Non è affatto detto che una eventuale bocciatura della riforma del Senato possa sfociare nelle elezioni anticipate. Matteo Renzi sta facendo di tutto per dare l’impressione di voler rompere e puntare al voto. Ma il suo è un atteggiamento che a molti appare strumentale. Il Premier sa bene che la stragrande maggioranza dei parlamentari di ogni partito, in particolare il suo, non vorrebbe andare alle elezioni per paura di non essere messi in lista e non essere rieletti. E batte sul tasto della possibile crisi per usare al meglio quell’arma della paura di perdere il posto che è il più forte collante della maggioranza ed il massimo elemento di tenuta della legislatura.

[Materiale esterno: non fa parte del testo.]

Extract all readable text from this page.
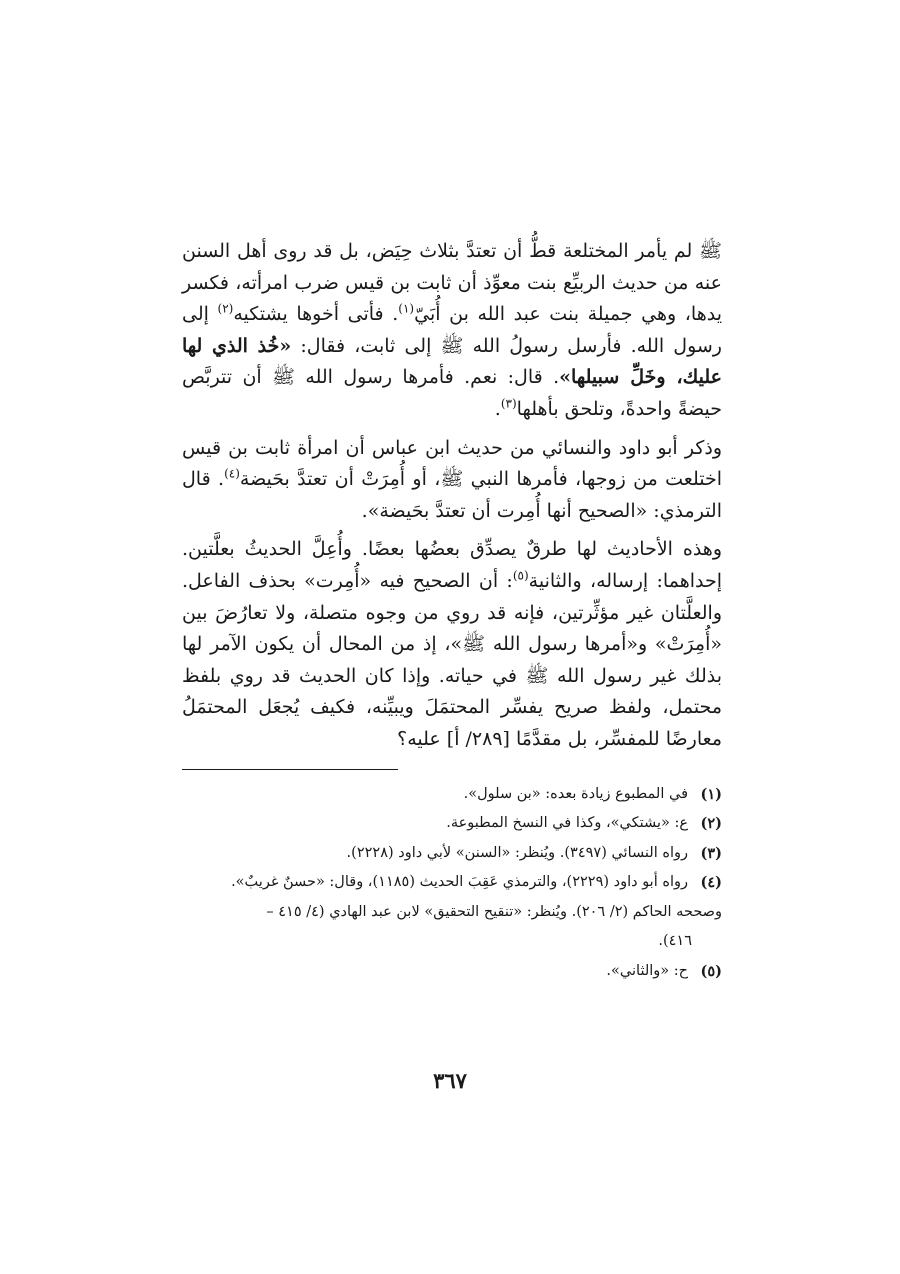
ﷺ لم يأمر المختلعة قطُّ أن تعتدَّ بثلاث حِيَض، بل قد روى أهل السنن عنه من حديث الربيِّع بنت معوِّذ أن ثابت بن قيس ضرب امرأته، فكسر يدها، وهي جميلة بنت عبد الله بن أُبَيّ$^{(١)}$. فأتى أخوها يشتكيه$^{(٢)}$ إلى رسول الله. فأرسل رسولُ الله ﷺ إلى ثابت، فقال: «خُذ الذي لها عليك، وخَلِّ سبيلها». قال: نعم. فأمرها رسول الله ﷺ أن تتربَّص حيضةً واحدةً، وتلحق بأهلها$^{(٣)}$.

وذكر أبو داود والنسائي من حديث ابن عباس أن امرأة ثابت بن قيس اختلعت من زوجها، فأمرها النبي ﷺ، أو أُمِرَتْ أن تعتدَّ بحَيضة$^{(٤)}$. قال الترمذي: «الصحيح أنها أُمِرت أن تعتدَّ بحَيضة».

وهذه الأحاديث لها طرقٌ يصدِّق بعضُها بعضًا. وأُعِلَّ الحديثُ بعلَّتين. إحداهما: إرساله، والثانية$^{(٥)}$: أن الصحيح فيه «أُمِرت» بحذف الفاعل. والعلَّتان غير مؤثِّرتين، فإنه قد روي من وجوه متصلة، ولا تعارُضَ بين «أُمِرَتْ» و«أمرها رسول الله ﷺ»، إذ من المحال أن يكون الآمر لها بذلك غير رسول الله ﷺ في حياته. وإذا كان الحديث قد روي بلفظ محتمل، ولفظ صريح يفسِّر المحتمَلَ ويبيِّنه، فكيف يُجعَل المحتمَلُ معارضًا للمفسِّر، بل مقدَّمًا [٢٨٩/ أ] عليه؟

(١)
في المطبوع زيادة بعده: «بن سلول».
(٢)
ع: «يشتكي»، وكذا في النسخ المطبوعة.
(٣)
رواه النسائي (٣٤٩٧). ويُنظر: «السنن» لأبي داود (٢٢٢٨).
(٤)
رواه أبو داود (٢٢٢٩)، والترمذي عَقِبَ الحديث (١١٨٥)، وقال: «حسنٌ غريبٌ».
وصححه الحاكم (٢/ ٢٠٦). ويُنظر: «تنقيح التحقيق» لابن عبد الهادي (٤/ ٤١٥ –
٤١٦).
(٥)
ح: «والثاني».
٣٦٧
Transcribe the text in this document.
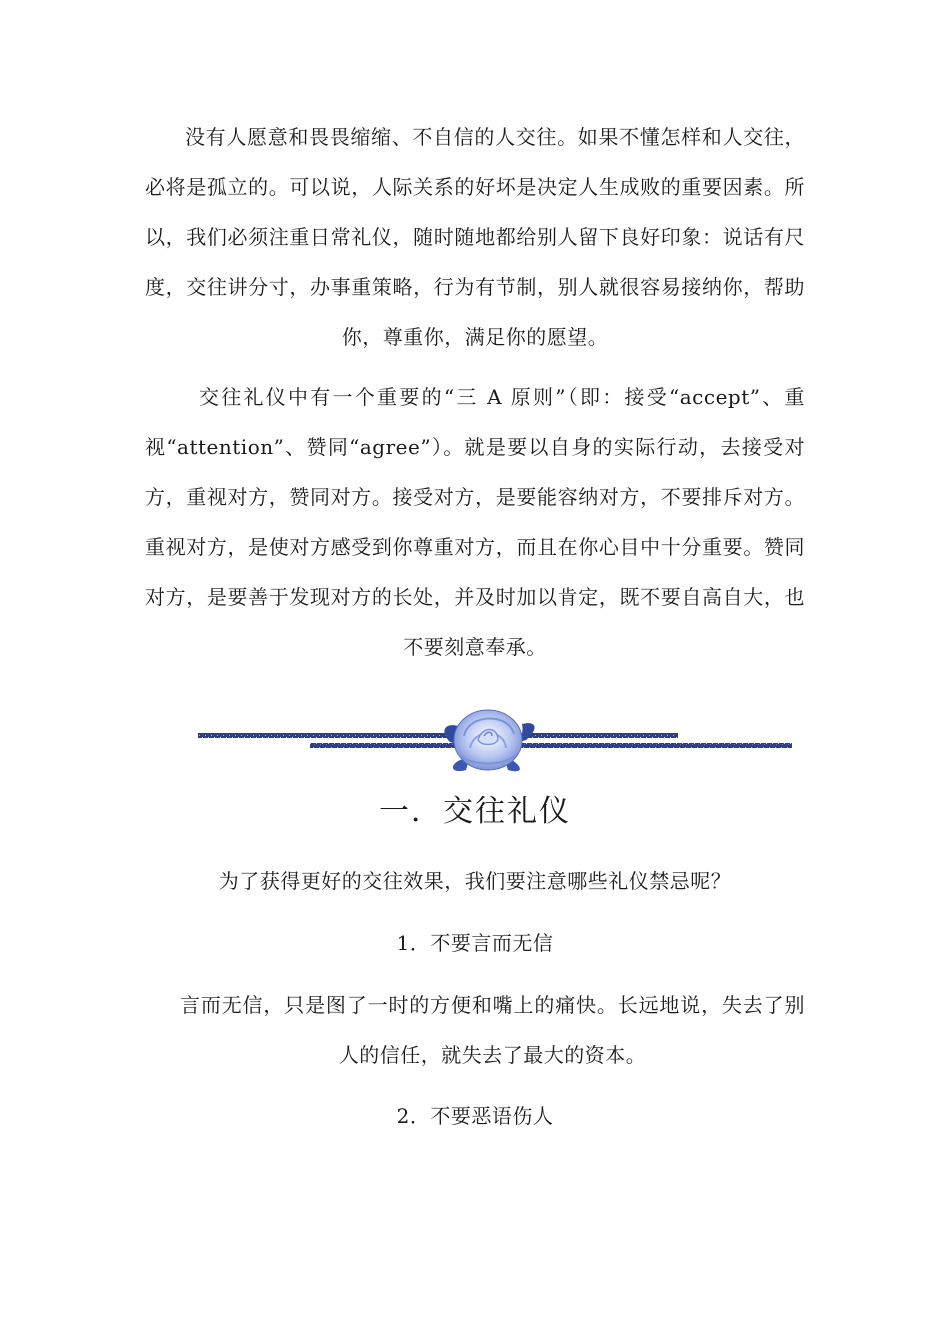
没有人愿意和畏畏缩缩、不自信的人交往。如果不懂怎样和人交往，必将是孤立的。可以说，人际关系的好坏是决定人生成败的重要因素。所以，我们必须注重日常礼仪，随时随地都给别人留下良好印象：说话有尺度，交往讲分寸，办事重策略，行为有节制，别人就很容易接纳你，帮助你，尊重你，满足你的愿望。

交往礼仪中有一个重要的“三 A 原则”（即：接受“accept”、重视“attention”、赞同“agree”）。就是要以自身的实际行动，去接受对方，重视对方，赞同对方。接受对方，是要能容纳对方，不要排斥对方。重视对方，是使对方感受到你尊重对方，而且在你心目中十分重要。赞同对方，是要善于发现对方的长处，并及时加以肯定，既不要自高自大，也不要刻意奉承。

一．交往礼仪
为了获得更好的交往效果，我们要注意哪些礼仪禁忌呢？
1．不要言而无信

言而无信，只是图了一时的方便和嘴上的痛快。长远地说，失去了别人的信任，就失去了最大的资本。

2．不要恶语伤人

Ma, paradossalmente, è proprio la consapevolezza che la stragrande maggioranza dei deputati e dei senatori non voglia andare al voto anticipato che dovrebbe rendere spuntata l’arma di Renzi. Se c’è la volontà di salvare la legislatura vuol dire che una eventuale crisi di governo può benissimo sfociare nella formazione di un nuovo esecutivo.
Una considerazione del genere può apparire singolare n un sistema di premierato non dichiarato ma effettivo. Nei premierati se cade il capo del governo si torna al voto e basta. Ma il nostro è un sistema di premierato solo a parole e nell’immagine esterna. A dispetto della vulgata sull’“uomo solo al comando” il sistema è ancora fondato delle regole della democrazia parlamentare. Il che toglie qualsiasi automatismo all’ipotesi di crisi di governo destinata a sfociare nelle elezioni anticipate e rende inevitabile il passaggio all’esplorazione, in caso di caduta del governo sulla riforma del Senato, della possibilità di dare vita ad un diverso esecutivo capace di traghettare la legislatura fino alla sua conclusione naturale.
Nei settant’anni passati esempi di governi di transizione si sprecano. Ma chi l’ha detto che la crisi del governo Renzi dovrebbe portare a qualche Esecutivo “balneare” o “autunnale”, tecnico o comunque provvisorio e rabberciato?
Il Renzi-uno potrebbe anche lasciare il posto ad un Renzi-due. Ovviamente non più modellato come un monocolore Pd affiancato da cespugli ormai privi di foglie ma strutturato secondo la formula della grande coalizione sull’esempio tedesco. L’unica in grado di poter realizzare effettivamente le riforme istituzionali di cui il Paese ha bisogno! In questa luce, allora, la crisi non solo è possibile ma addirittura indispensabile!